An Open Letter to American Airlines:
I’ve always enjoyed adventure and new experiences and have, thus, flown many times with my five Seeing Eye dogs. Over more than thirty years I’ve developed a system that works quite well in terms of ensuring both I and my dog are safe, comfortable, and out of the way during a flight. I’ve also learned to advocate for my needs and decline unwanted and misguided offers of help.
When my husband, Jim, and I checked in at the gate of American Airlines flight 327 departing Reagan National, DCA, on March 1, 2017 bound for Dallas they gave us bulkhead row seats. Some bulkhead row seats do have more leg room than regular seats but not all. Visually, at least to some people, it looks like there’s more room but this is not true in all cases. This particular airplane was one in which there was very little room in the bulkhead row. There were about twelve inches between the front of the seats and the bulkhead wall. It wasn’t enough room for a dog and three adult humans.
In dismay I tried to get my dog out of the way so the rest of the passengers could board the flight. Taking off his harness I spun him around and tried to back him into the row. In the process I fell and injured my hip on the armrest of the seat. Frustrated, and now in pain, I waited for a lull in the passenger traffic, trailed the overhead bins with my hand, and walked forward to where the crew stood. I asked to be reseated and they told me regulations required me to be seated in the bulkhead row. I reiterated there wasn’t enough room and asked if I could temporarily sit in the row behind the bulkhead row just to get my dog out of the way so the other passengers could board. The crew said this was not an option.

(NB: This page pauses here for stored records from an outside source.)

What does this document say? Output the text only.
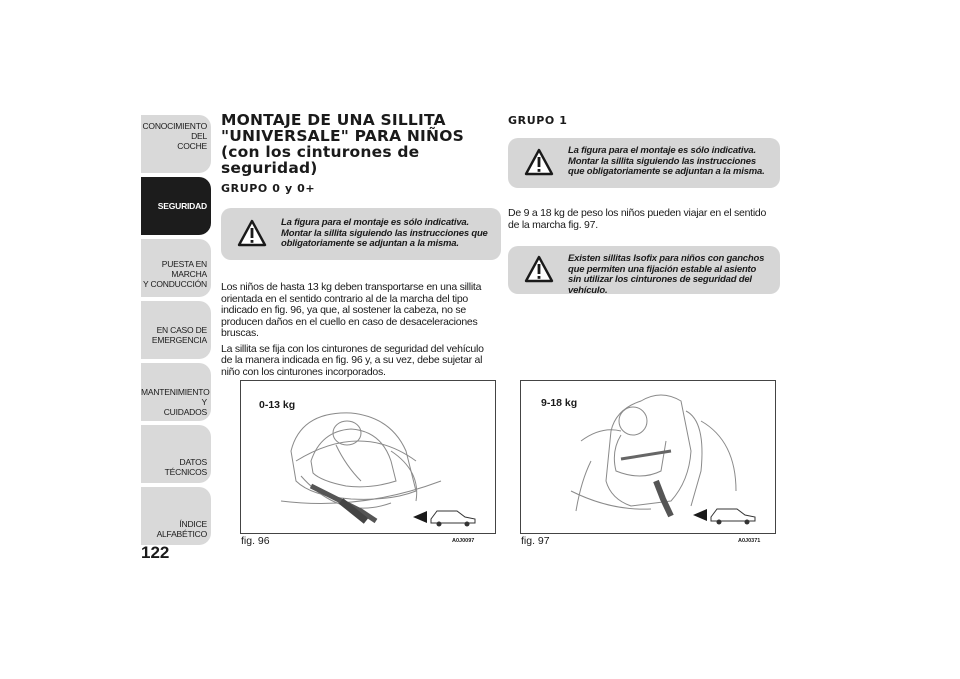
CONOCIMIENTO DEL
COCHE
SEGURIDAD
PUESTA EN MARCHA
Y CONDUCCIÓN
EN CASO DE
EMERGENCIA
MANTENIMIENTO Y
CUIDADOS
DATOS TÉCNICOS
ÍNDICE ALFABÉTICO
122
MONTAJE DE UNA SILLITA
"UNIVERSALE" PARA NIÑOS
(con los cinturones de
seguridad)
GRUPO 0 y 0+
La figura para el montaje es sólo indicativa. Montar la sillita siguiendo las instrucciones que obligatoriamente se adjuntan a la misma.

Los niños de hasta 13 kg deben transportarse en una sillita orientada en el sentido contrario al de la marcha del tipo indicado en fig. 96, ya que, al sostener la cabeza, no se producen daños en el cuello en caso de desaceleraciones bruscas.

La sillita se fija con los cinturones de seguridad del vehículo de la manera indicada en fig. 96 y, a su vez, debe sujetar al niño con los cinturones incorporados.

0-13 kg
fig. 96	A0J0097
GRUPO 1
La figura para el montaje es sólo indicativa. Montar la sillita siguiendo las instrucciones que obligatoriamente se adjuntan a la misma.

De 9 a 18 kg de peso los niños pueden viajar en el sentido de la marcha fig. 97.

Existen sillitas Isofix para niños con ganchos que permiten una fijación estable al asiento sin utilizar los cinturones de seguridad del vehículo.
9-18 kg
fig. 97	A0J0371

I asked what it would take for me to be reseated in a regular row in which I could tuck my dog out of the way, under the seat in front of me. The crew told me I would have to go back in the terminal and ask the gate agent to reseat me.

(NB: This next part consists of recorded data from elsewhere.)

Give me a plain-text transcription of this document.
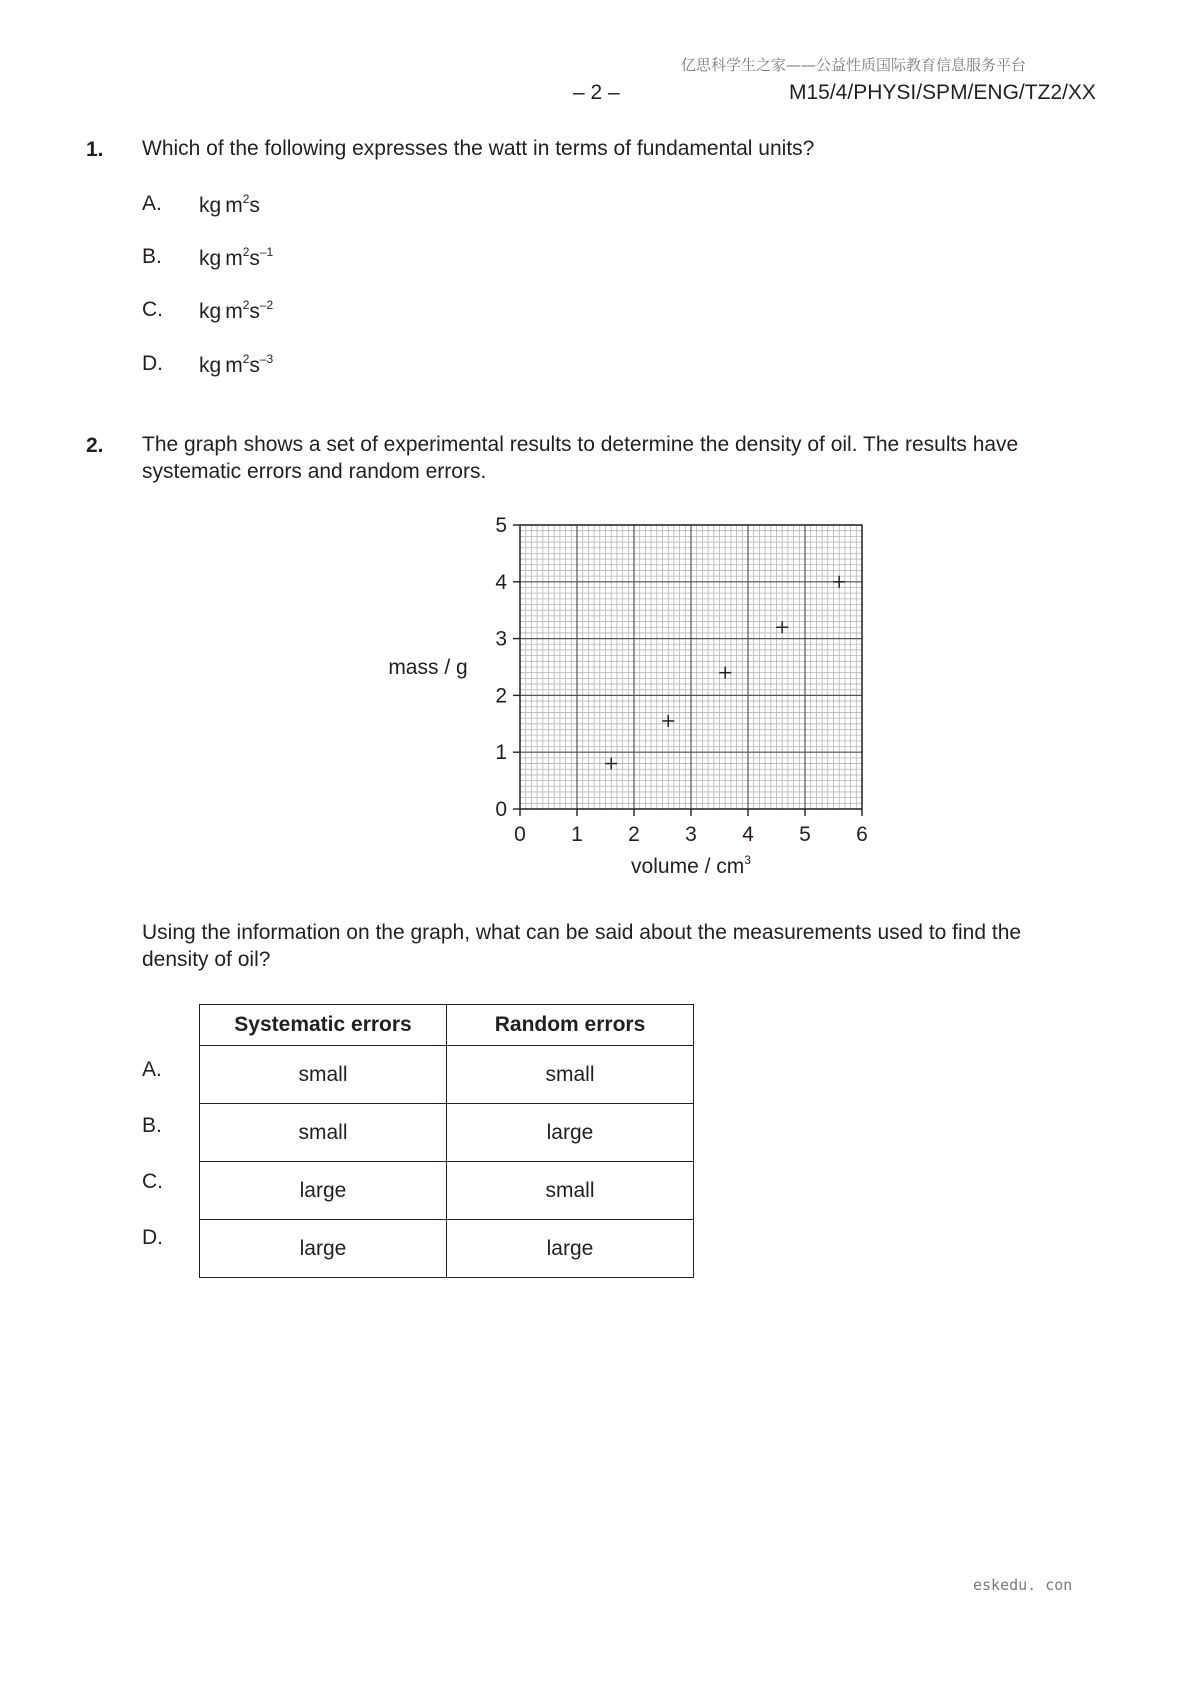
亿思科学生之家——公益性质国际教育信息服务平台
– 2 –	M15/4/PHYSI/SPM/ENG/TZ2/XX
1. Which of the following expresses the watt in terms of fundamental units?
A. kg $m^2s$
B. kg $m^2s^{-1}$
C. kg $m^2s^{-2}$
D. kg $m^2s^{-3}$
2. The graph shows a set of experimental results to determine the density of oil. The results have
systematic errors and random errors.
0 1 2 3 4 5 6
0
1
2
3
4
5
mass / g
volume / $cm^3$
Using the information on the graph, what can be said about the measurements used to find the
density of oil?
Systematic errors	Random errors
small	small
small	large
large	small
large	large
A.
B.
C.
D.
eskedu. con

Again, trailing the overhead bin with one hand, I returned to the bulkhead row and harnessed my dog. I made my way back up the jetway and crossed to the approximate location where I recalled the gate agent was located. When I asked to be reseated I was told it was a “rule” I had to sit in the bulkhead row. I asked if there were any seats available in first class and was told it was “against the rules” for a dog to be seated in the first class cabin.
Again, in dismay and now feeling completely helpless and out of options, I directed my dog back down the jetway and reboarded the plane. On my way through the first class cabin a man offered me his seat and, after telling my husband of the offer I gratefully sat down.
I had been sitting quietly in first class for about ten minutes when a man approached and asked me to come into the jetway with him. I asked him why and he stated he didn’t want to have a personal conversation in a public place. I harnessed my dog and directed him to the door of the plane. Before exiting I asked the man who he was. He told me he was a supervisor so I gave the forward command and exited the flight.
The supervisor told me I had to leave the flight and, upon asking why he informed me the crew had decided I was a threat to the safety of the flight.
He then went on to inform me that American Airlines knew all about the rules for emotional support animals.
At this point I interrupted him and asked why we were talking about emotional support animals,told him I was blind, and that my dog was a guide dog. I reboarded the flight and sat down.
Five minutes later another man approached and told me I had to leave the flight. I informed him the only way I was leaving the plane was if he physically removed me. For five minutes this man stood beside my seat, bullying me into leaving the plane. I gave up, stood, and harnessed my dog. Then the full import of getting kicked off the plane hit me and I began to cry. American Airlines was casting me into a strange world I could not see. I was going to be stuck without any help, without my dog’s food and supplies, totally alone.
Of course Jim left the flight with me and on the way out the door he asked the pilot why his wife had to leave the flight. The pilot’s reply was, “Because I said so.”
My husband and I both left the plane and the supervisor took over. He escorted us to a service desk where we were rebooked on United to complete our trip to San Diego. Unfortunately this flight left from a different airport and it required an $80 cab fare to get to the other airport.
I spent the entire time we were in San Diego terrified about the trip home. If American Airlines could kick me off a flight on the way out what would they do on the way home? Then the nightmares began. Although terrified during the entire thirteen hour trip back to Maine I did my best to remain calm on the outside. We did make it home safely.
And now the fallout has begun.
I don’t believe I’ve ever felt so violated, traumatized, and terrified. Most unfortunately I must travel for my job and American Airlines has the only direct flight to the DC area. I was with my husband during the whole sorry business on March 1 but what happens when I’m alone next time?
Has our culture devolved into one in which it is perceived as perfectly all right to bully and attempt to shame our most vulnerable citizens? Have we become a culture in which it is acceptable to violate Federal law with impunity? Shame on you, American Airlines.